Published at The Conversation, 19 May 2021
Since 2015, the share of younger people (aged 20 to 39) with private health insurance has dropped from 24% to 22%.
People in this age group contribute more in insurance premiums than they claim in pay-outs. So this decline ends up pushing prices up for the 44% of Australians with private insurance.
And new private health insurance coverage data shows this trend continuing.
Our latest Grattan report outlines a four-step plan to stop this trajectory and fix the private health insurance system. The first step is preventing insurers increasing premiums if they cannot demonstrate the policy offers value for money.
What’s the private health insurance ‘death spiral’?
An ageing population, increased use of health services, and rising health-care costs are driving up the benefits insurers have to pay out each year.
As pay-outs increase, insurers raise premiums, to recoup these costs.
Rising premiums make health insurance less affordable and less attractive — particularly to younger and healthier people.
As younger, healthier people drop their insurance, the insurance “risk pool” gets worse; people who hold insurance are older and more likely to use their benefits and use them to a greater value.
This increases the cost of premiums, younger people drop out, and the death spiral starts again.
What does the data say?
The chart shows the overall trends in private health insurance over the past six years.
Over this time period, the number of people with private health insurance over 65 — who are likely to draw on their health insurance, receiving more in benefit pay-outs than they pay in premiums — has increased dramatically.
At the same time, the numbers in all other age groups is declining, albeit with a slight uptick in the September quarter of 2020, possibly associated with people being allowed to defer premium payments during the COVID crisis.
The picture is particularly stark for 20 to 39-year-olds. People in this group make the pool of people insured less risky overall.
So far, policy tweaks have failed
In 2017 the federal government announced several rearrangements of private health insurance deckchairs to make the product more affordable or to encourage young people into insurance.
This included:
- simplified gold/silver/bronze/basic labelling of products
- increasing excesses from A$500 to $750 for singles, and double that for families. Premiums are lower for people who accept higher excesses to reduce premiums
- premium discounts from 2% for 29-year-olds to 10% for 18 to 25-year-olds.
But these initiatives have failed to entice young people into private health insurance.
What are the solutions?
Our report proposes four key changes to:
1. Address premium increases, which are currently too great and too frequent.
Over the past 20 years, private health insurance premiums have grown faster than inflation, faster than health-specific inflation, and faster than wages. If people want to keep their same level of insurance, they have to fork out more and more.
Insurers that won’t or can’t offer their customers value for money should not be allowed to raise their premiums.

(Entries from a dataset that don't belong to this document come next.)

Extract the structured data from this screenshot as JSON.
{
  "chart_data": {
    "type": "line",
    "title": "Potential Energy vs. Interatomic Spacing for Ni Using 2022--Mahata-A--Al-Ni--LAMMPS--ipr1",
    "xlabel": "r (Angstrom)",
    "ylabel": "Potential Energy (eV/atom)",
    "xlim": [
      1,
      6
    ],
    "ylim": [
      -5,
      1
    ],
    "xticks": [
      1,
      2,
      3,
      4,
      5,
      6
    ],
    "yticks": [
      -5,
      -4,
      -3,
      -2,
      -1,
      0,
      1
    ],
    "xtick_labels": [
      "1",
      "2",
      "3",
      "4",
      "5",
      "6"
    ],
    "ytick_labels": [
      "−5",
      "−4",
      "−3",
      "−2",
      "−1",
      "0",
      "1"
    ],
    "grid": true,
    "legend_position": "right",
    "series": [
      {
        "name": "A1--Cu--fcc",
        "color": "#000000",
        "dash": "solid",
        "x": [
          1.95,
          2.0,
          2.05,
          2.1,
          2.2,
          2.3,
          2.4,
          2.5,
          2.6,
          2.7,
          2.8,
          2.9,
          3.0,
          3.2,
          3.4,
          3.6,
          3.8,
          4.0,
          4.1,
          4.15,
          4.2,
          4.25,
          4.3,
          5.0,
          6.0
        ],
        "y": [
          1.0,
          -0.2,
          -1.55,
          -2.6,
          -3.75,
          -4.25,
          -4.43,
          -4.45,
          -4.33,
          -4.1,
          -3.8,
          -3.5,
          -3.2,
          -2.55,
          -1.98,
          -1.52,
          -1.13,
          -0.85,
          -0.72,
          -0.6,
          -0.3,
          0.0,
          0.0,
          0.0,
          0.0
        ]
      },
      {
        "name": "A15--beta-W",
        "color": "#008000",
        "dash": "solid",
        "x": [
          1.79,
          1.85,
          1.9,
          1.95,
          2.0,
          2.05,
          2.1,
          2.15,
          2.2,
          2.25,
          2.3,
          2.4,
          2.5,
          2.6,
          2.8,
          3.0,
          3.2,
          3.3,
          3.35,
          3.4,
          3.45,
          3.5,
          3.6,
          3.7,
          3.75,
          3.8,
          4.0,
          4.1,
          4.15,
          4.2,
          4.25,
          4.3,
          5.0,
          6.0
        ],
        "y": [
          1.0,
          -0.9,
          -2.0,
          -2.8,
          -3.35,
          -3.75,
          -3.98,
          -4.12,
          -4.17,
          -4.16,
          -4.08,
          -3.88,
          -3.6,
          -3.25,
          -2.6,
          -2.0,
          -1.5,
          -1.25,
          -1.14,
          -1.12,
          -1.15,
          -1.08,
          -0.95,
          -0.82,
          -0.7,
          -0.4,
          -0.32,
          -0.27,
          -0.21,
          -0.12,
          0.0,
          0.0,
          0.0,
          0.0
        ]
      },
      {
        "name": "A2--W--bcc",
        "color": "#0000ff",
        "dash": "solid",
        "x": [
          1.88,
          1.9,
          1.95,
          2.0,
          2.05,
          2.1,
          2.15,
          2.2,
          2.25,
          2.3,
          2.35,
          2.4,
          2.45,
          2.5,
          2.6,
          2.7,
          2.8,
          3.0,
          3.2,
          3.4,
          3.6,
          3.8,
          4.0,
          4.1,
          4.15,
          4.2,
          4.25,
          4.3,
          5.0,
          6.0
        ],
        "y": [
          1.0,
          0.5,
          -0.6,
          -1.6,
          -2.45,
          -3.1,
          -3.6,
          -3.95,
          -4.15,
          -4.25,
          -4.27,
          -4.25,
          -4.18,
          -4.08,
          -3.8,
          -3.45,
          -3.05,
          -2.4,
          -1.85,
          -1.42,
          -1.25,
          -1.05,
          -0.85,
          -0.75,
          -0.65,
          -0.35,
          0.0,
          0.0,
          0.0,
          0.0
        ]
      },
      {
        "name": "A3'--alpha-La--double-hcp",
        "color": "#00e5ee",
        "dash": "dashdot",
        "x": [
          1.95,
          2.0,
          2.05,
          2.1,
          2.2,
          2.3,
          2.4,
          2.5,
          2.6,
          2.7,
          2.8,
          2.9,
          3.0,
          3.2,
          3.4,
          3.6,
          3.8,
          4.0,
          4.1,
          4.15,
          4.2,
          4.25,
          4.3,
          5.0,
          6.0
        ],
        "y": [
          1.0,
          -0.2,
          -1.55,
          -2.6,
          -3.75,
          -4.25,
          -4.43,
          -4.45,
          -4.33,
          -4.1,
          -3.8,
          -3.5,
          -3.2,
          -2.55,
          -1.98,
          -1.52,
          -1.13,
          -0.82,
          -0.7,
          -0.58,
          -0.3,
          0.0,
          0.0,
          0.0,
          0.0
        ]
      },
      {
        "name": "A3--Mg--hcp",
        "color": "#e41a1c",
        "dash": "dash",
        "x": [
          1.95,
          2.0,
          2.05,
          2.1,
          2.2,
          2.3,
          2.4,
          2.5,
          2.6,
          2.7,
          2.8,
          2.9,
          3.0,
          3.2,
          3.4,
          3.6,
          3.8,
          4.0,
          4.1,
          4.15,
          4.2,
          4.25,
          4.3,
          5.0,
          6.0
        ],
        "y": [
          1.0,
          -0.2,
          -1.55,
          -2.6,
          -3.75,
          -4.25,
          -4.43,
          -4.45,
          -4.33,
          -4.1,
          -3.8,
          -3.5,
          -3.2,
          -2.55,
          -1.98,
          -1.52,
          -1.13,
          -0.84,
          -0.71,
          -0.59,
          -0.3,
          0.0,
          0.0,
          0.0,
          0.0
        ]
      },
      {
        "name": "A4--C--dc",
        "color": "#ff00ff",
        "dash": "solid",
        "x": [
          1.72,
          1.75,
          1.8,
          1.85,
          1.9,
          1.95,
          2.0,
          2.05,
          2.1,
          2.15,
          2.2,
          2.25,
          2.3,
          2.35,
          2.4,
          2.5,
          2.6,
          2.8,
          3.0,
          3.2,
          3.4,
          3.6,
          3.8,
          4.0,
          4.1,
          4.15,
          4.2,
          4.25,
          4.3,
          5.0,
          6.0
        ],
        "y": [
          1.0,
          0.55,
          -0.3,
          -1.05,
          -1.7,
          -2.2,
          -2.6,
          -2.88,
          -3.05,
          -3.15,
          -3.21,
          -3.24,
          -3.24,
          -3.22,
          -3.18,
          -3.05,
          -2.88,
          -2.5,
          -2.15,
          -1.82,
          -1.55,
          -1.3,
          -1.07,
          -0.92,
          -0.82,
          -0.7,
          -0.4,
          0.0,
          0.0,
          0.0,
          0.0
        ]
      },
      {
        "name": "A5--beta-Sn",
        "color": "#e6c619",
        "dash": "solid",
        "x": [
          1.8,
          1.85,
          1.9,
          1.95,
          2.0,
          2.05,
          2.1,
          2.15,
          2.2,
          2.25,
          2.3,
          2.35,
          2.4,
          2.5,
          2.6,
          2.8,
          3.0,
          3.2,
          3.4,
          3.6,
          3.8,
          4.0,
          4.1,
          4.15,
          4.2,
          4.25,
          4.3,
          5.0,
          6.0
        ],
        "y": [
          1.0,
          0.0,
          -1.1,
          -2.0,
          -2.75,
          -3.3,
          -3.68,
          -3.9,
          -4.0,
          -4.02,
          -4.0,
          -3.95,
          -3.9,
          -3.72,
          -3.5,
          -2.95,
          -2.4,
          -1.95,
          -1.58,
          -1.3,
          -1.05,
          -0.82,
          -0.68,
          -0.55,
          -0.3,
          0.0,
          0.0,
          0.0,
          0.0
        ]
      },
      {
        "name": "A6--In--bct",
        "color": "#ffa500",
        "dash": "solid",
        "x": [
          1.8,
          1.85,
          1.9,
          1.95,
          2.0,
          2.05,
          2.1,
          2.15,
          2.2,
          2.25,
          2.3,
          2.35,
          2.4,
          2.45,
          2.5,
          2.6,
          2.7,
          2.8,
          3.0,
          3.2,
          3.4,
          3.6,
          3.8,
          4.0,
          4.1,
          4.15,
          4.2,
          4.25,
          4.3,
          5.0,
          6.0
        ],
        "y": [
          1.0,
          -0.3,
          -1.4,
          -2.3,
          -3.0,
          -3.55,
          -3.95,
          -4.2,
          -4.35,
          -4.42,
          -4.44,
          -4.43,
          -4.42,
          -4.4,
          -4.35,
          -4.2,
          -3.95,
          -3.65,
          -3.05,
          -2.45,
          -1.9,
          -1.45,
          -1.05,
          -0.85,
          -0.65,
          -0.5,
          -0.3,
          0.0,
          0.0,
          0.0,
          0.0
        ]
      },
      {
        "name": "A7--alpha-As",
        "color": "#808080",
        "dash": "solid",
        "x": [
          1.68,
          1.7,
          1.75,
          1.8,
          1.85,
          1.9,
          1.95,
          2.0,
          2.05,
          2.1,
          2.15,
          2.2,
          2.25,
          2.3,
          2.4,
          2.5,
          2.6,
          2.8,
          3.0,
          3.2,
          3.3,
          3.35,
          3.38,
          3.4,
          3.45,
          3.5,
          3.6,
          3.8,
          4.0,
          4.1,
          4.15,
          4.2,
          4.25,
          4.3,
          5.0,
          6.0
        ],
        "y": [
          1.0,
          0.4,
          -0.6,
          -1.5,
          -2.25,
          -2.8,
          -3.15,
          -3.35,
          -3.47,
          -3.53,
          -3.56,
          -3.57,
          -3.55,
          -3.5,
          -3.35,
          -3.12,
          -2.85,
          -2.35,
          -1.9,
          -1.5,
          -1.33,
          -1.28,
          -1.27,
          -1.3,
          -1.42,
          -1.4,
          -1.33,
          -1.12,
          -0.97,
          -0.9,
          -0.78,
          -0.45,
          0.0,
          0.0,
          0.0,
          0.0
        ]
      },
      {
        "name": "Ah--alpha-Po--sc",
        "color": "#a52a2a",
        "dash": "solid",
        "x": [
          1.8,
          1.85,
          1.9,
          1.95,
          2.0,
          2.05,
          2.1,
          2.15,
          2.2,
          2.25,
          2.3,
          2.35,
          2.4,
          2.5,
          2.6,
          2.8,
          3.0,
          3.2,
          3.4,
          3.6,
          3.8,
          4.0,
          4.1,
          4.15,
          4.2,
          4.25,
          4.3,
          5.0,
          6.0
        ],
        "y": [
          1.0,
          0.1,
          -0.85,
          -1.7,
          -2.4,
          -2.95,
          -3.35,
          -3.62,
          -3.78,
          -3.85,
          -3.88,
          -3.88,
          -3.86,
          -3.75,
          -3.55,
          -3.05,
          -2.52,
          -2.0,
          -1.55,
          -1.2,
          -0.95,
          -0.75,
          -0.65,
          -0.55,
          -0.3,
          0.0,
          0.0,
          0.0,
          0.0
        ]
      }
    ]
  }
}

A new private health industry plan could reinforce the incentives for insurers to improve their claims ratios. This is the proportion of premium revenue returned to members in the form of benefits.
The health minister could also require funds to provide additional justification for a proposed increase if the proportion of their premiums returned to members is worse than the average claims ratio.
2. Reduce private hospital costs.
Unnecessarily long stays and examples of low- or no-value care are more common in private hospitals than in public ones. This drives up the cost of private hospital care.
A new private health industry plan should create incentives for private hospitals to become more efficient. One way to do this would be for insurers to pay private hospitals in a similar way to how government funds public hospitals. This would mean insurers pay private hospitals for the patients they treat, not for how long patients stay in hospital or the other services hospitals provide.
Improving private hospital efficiency and reducing low- or no-value care could reduce premiums by 5%.
3. Reduce out-of-pocket costs.
Out-of-pocket costs on medical bills are often in the hundreds of dollars, and sometimes in the thousands. In 2019-20, the average medical out-of-pocket cost was $544, and the average hospital out-of-pocket cost was $411.
Out-of-pocket costs are a major source of people’s dissatisfaction with private health insurance, and astonishingly high billing by a minority of doctors is a major cause of these costs.
Comprehensive, public information on fees and costs would help. But even that is unlikely to significantly reduce the size and prevalence of out-of-pocket costs, because patients face an inherent power imbalance when dealing with doctors.
A new private health industry plan should include the structural reform required to reduce surprise out-of-pocket payments. This may come about through downward pressure on medical bills, or with more deals between doctors and insurers to bridge the gap.
4. Reduce the price private insurers pay for medical devices.
Surgically implanted medical devices include hip and knee replacement devices, cardiac stents and pacemakers. Currently, medical device manufacturers and importers, and private hospitals charge more than twice as much for these as public hospitals, a nice gravy train which they lobbied health minister Greg Hunt to retain.
This year’s budget revealed the minister backed down on a plan to reduce the cost of health insurance premiums by stopping medical device rorts. The budget announced yet another process of investigation and analysis, rather than making the tough decisions to end the excess charging, which would allow cuts in private health insurance premiums.